Bareos 16.2 veröffentlicht

01.11.2016

Die neue Version der Backup-Software wird voll mandantenfähig, fertigt inkrementelle Backups an und bringt ein neues MySQL-Plugin mit. 

Ab sofort ist Version 16.2 der Backup-Software Bareos verfügbar. Das Frontend des Programms ist jetzt mehrsprachig. Beim Login kann der Benutzer unter den Sprachen Deutsch, Englisch, Französisch und Russisch auswählen. In der Übersicht der Clients wird nun angezeigt, ob für sie Updates der Bareos-Software verfügbar sind. Ebenfalls neu ist die Verwaltung von Bandrobotern: die Verwendung von Bändern und Laufwerken wird dargestellt, Bänder können im- und exportiert sowie mit Labeln versehen werden.

Mit Bareos 16.2 ist erstmals auch konsequente Mandantenfähigkeit gegeben. Hierzu wurden einige Lücken in der ACL-Implementierung geschlossen, sodass die Benutzer auch nur diejenigen Daten sehen und rücksichern können, auf die sie laut Berechtigungs- und Rollenmodell Zugriff haben sollen. Ebenfalls neu ist die Option "Client Initiated Connection" zur Sicherung von Systemen hinter Firewalls oder Laptops: Ist ein Client auf "active" gesetzt, werden alle Verbindungen vom Client zum Backup-Server initiiert. Laptops können sich so an unterschiedlichen Standorten am Bareos-Director anmelden. Ebenso können Daten von einem Client auf einen Bareos-Server bei einem Provider gesichert werden, ohne dass der Provider aktiven Zugriff auf die Kundensysteme hat.

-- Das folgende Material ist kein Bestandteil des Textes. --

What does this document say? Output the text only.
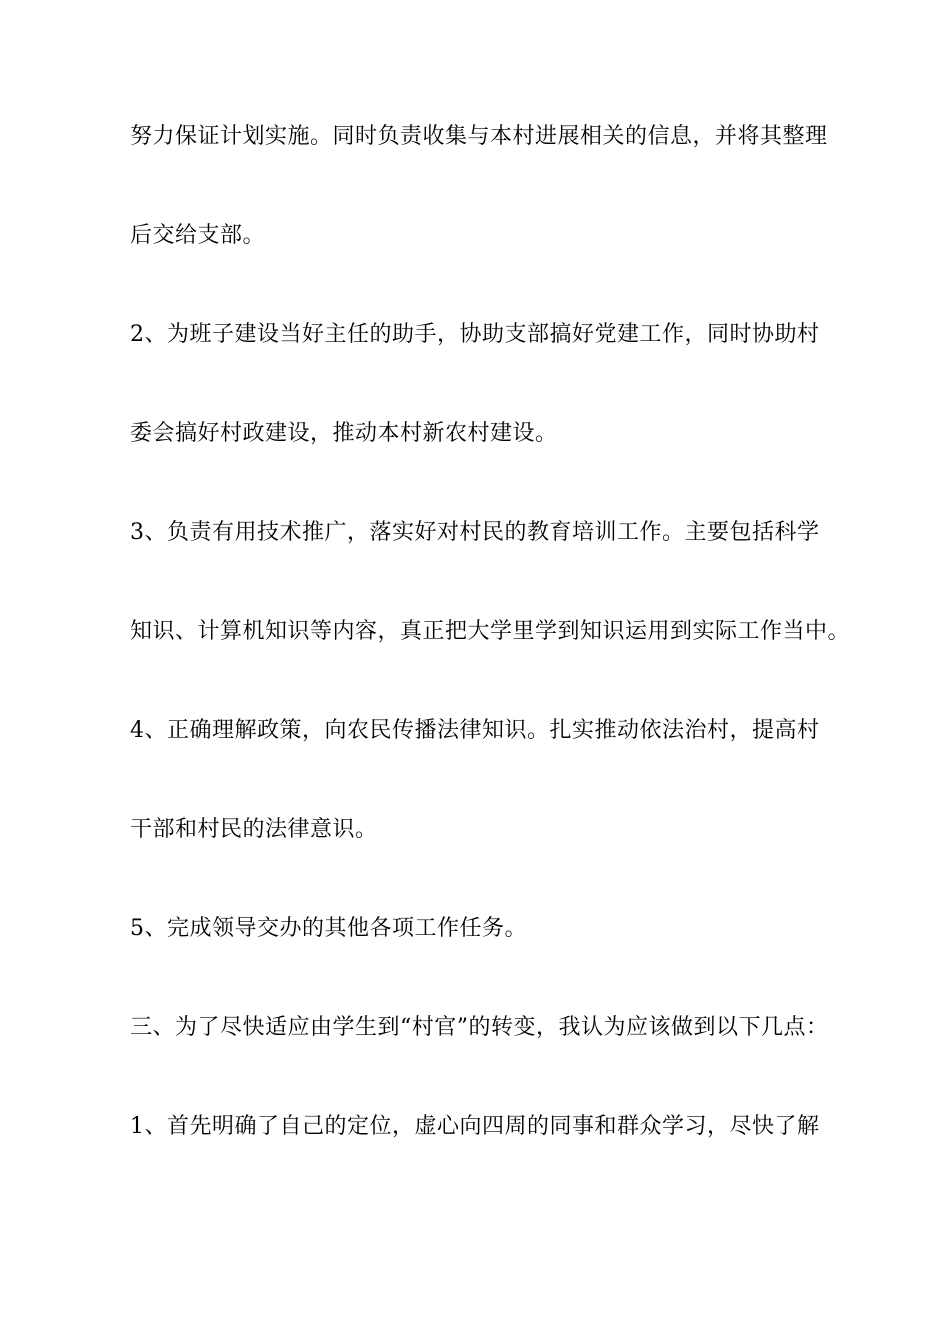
努力保证计划实施。同时负责收集与本村进展相关的信息，并将其整理

后交给支部。

2、为班子建设当好主任的助手，协助支部搞好党建工作，同时协助村

委会搞好村政建设，推动本村新农村建设。

3、负责有用技术推广，落实好对村民的教育培训工作。主要包括科学

知识、计算机知识等内容，真正把大学里学到知识运用到实际工作当中。

4、正确理解政策，向农民传播法律知识。扎实推动依法治村，提高村

干部和村民的法律意识。

5、完成领导交办的其他各项工作任务。

三、为了尽快适应由学生到“村官”的转变，我认为应该做到以下几点：

1、首先明确了自己的定位，虚心向四周的同事和群众学习，尽快了解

Für Anwender mit sehr großen Datenmengen ist das neue Feature "Always Incremental" von besonderem Interesse: zeit- und bandbreitenintensive Voll-Backups werden so nur einmal benötigt. Anschließend werden nur noch die inkrementellen Daten zum Bareos-Server übertragen. Neu ist, dass nun auf dem Server regelmäßig die letzten inkrementellen Backups konsolidiert werden; synthetische Voll-Backups werden seltener erzeugt, was deutlich weniger Rechenzeit erfordert, aber dennoch schnelle Wiederherstellungszeiten mit sich bringt.

Die neue Version bringt auch eine neue Verzeichnisstruktur für die Konfigurationsdateien mit, die sich an den Ansprüchen automatischer Konfigurationen orientieren, sowie gleichzeitig die Basis für die neue Konfigurations-API legt. Über Konsolen-Kommandos können jetzt unter anderem neue Clients angelegt werden, die benötigten Konfigurationsdateien werden dann durch Bareos erzeugt und in den entsprechenden Verzeichnissen abgespeichert.

Das neue MySQL-Plugin ermöglicht inkrementelle Hot-Backups von MySQL- und MariaDB-Datenbanken mit Bareos, sowie mit Point-In-Time Restore die Wiederherstellung eines Datenbank-Zustandes zu einem bestimmten Zeitpunkt.